Designing a protocol to fast-track research into a new cancer drug target
Summary of Research - December 2022
by Victoria Gibbs, Massey University
Aotearoa has an ageing population. Whilst the process of ageing reflects the growth in knowledge and character that comes with life, it also brings with it new challenges. Cancer is a disease that is more prevalent in our older population. Not only does cancer reduce the lifespan of patients, but it reduces their quality of life, making it trying for both patients and their loved ones. Many currently available anti-cancer treatments are themselves hard on the patient and are often unable to provide complete remission. It is important to develop new treatments that will provide better outcomes for cancer patients.
The cellular protein GCN2 is exploited by cancer cells to help their growth and treatment resistance. The Sattlegger group are investigating the interaction-point between GCN2 and a crucial supporting protein (SP) as a target for a drug to inhibit GCN2 activity and curb cancer growth. A drug targeting this region would have few side-effects as its only known function is in GCN2 regulation, making it a prime candidate for research.
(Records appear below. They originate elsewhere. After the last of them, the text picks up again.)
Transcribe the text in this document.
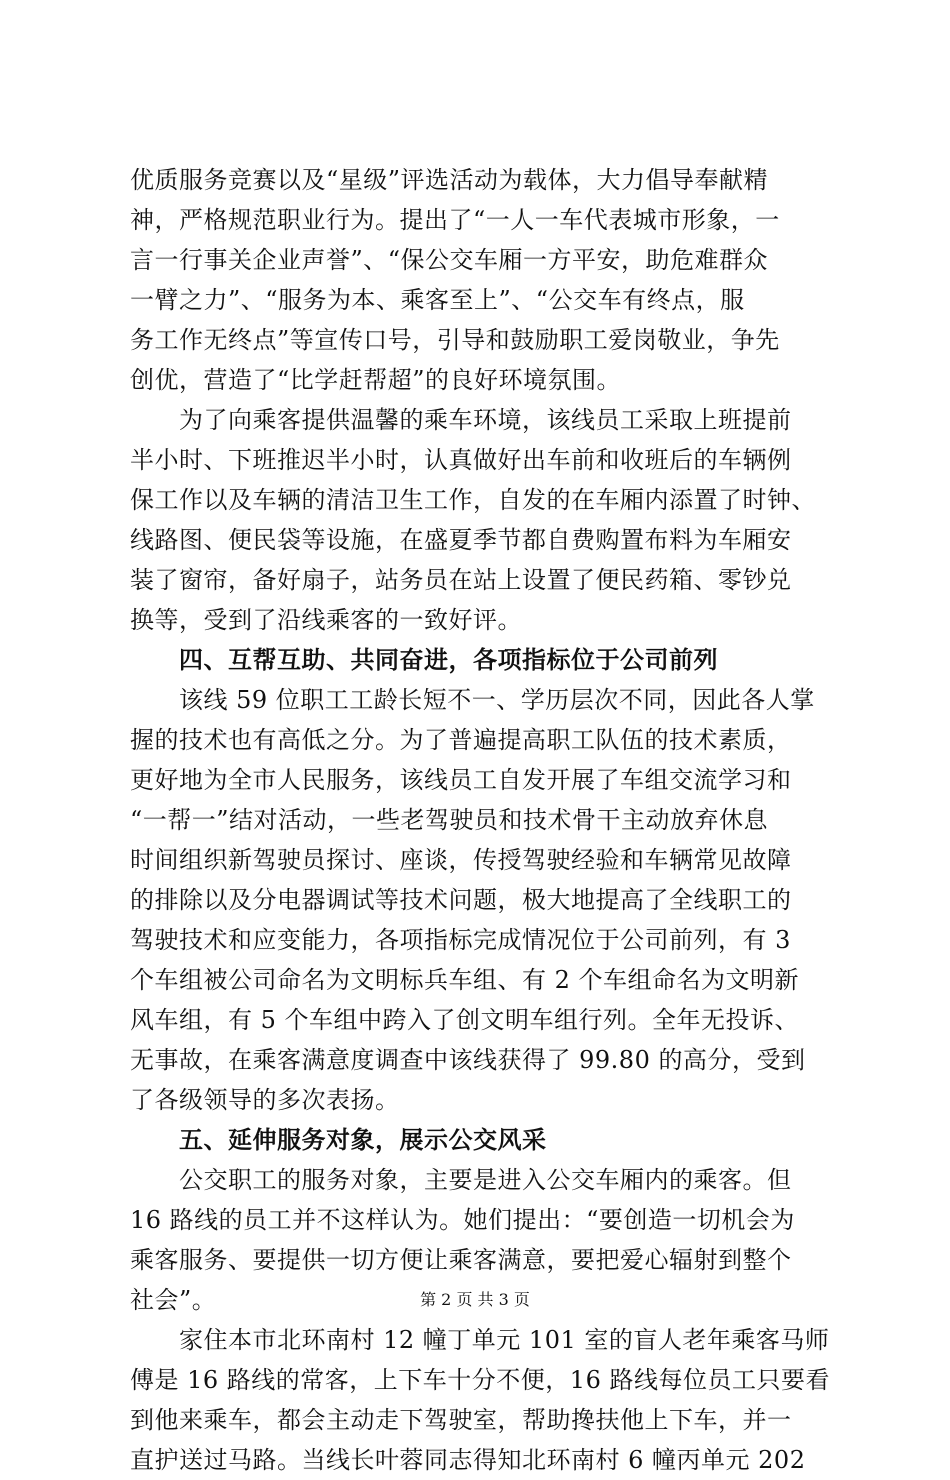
优质服务竞赛以及“星级”评选活动为载体，大力倡导奉献精
神，严格规范职业行为。提出了“一人一车代表城市形象，一
言一行事关企业声誉”、“保公交车厢一方平安，助危难群众
一臂之力”、“服务为本、乘客至上”、“公交车有终点，服
务工作无终点”等宣传口号，引导和鼓励职工爱岗敬业，争先
创优，营造了“比学赶帮超”的良好环境氛围。
　　为了向乘客提供温馨的乘车环境，该线员工采取上班提前
半小时、下班推迟半小时，认真做好出车前和收班后的车辆例
保工作以及车辆的清洁卫生工作，自发的在车厢内添置了时钟、
线路图、便民袋等设施，在盛夏季节都自费购置布料为车厢安
装了窗帘，备好扇子，站务员在站上设置了便民药箱、零钞兑
换等，受到了沿线乘客的一致好评。
　　四、互帮互助、共同奋进，各项指标位于公司前列
　　该线 59 位职工工龄长短不一、学历层次不同，因此各人掌
握的技术也有高低之分。为了普遍提高职工队伍的技术素质，
更好地为全市人民服务，该线员工自发开展了车组交流学习和
“一帮一”结对活动，一些老驾驶员和技术骨干主动放弃休息
时间组织新驾驶员探讨、座谈，传授驾驶经验和车辆常见故障
的排除以及分电器调试等技术问题，极大地提高了全线职工的
驾驶技术和应变能力，各项指标完成情况位于公司前列，有 3
个车组被公司命名为文明标兵车组、有 2 个车组命名为文明新
风车组，有 5 个车组中跨入了创文明车组行列。全年无投诉、
无事故，在乘客满意度调查中该线获得了 99.80 的高分，受到
了各级领导的多次表扬。
　　五、延伸服务对象，展示公交风采
　　公交职工的服务对象，主要是进入公交车厢内的乘客。但
16 路线的员工并不这样认为。她们提出：“要创造一切机会为
乘客服务、要提供一切方便让乘客满意，要把爱心辐射到整个
社会”。
　　家住本市北环南村 12 幢丁单元 101 室的盲人老年乘客马师
傅是 16 路线的常客，上下车十分不便，16 路线每位员工只要看
到他来乘车，都会主动走下驾驶室，帮助搀扶他上下车，并一
直护送过马路。当线长叶蓉同志得知北环南村 6 幢丙单元 202
第 2 页 共 3 页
This interaction has been most well-studied in yeast due to the ease with which this organism can be manipulated.
My Masters project involved setting up a yeast two-hybrid system (Y2HS) whereby we can study GCN2 and SP in yeast cells to fast-track research into this interaction. During the course of the year, I was privileged to be able to upgrade my Masters research into a PhD project. This means that I will conduct a more thorough investigation than initially outlined and will result in more informative results. Using the Y2HS I set up I will be able to express different peptides to see what parameters are able to block this interaction. This will provide a strong foundation for future drug design.
Over the course of the year I have become proficient at the techniques necessary to carry out my research. This has allowed me to test making several experimental fragments and fine-tune this design to improve the effectiveness of production. I am now in the process of acquiring these constructs from a company to ensure they are of the highest quality while we continue to optimize our in-house methods for future production. I anticipate my first Y2H tests to be underway in a month.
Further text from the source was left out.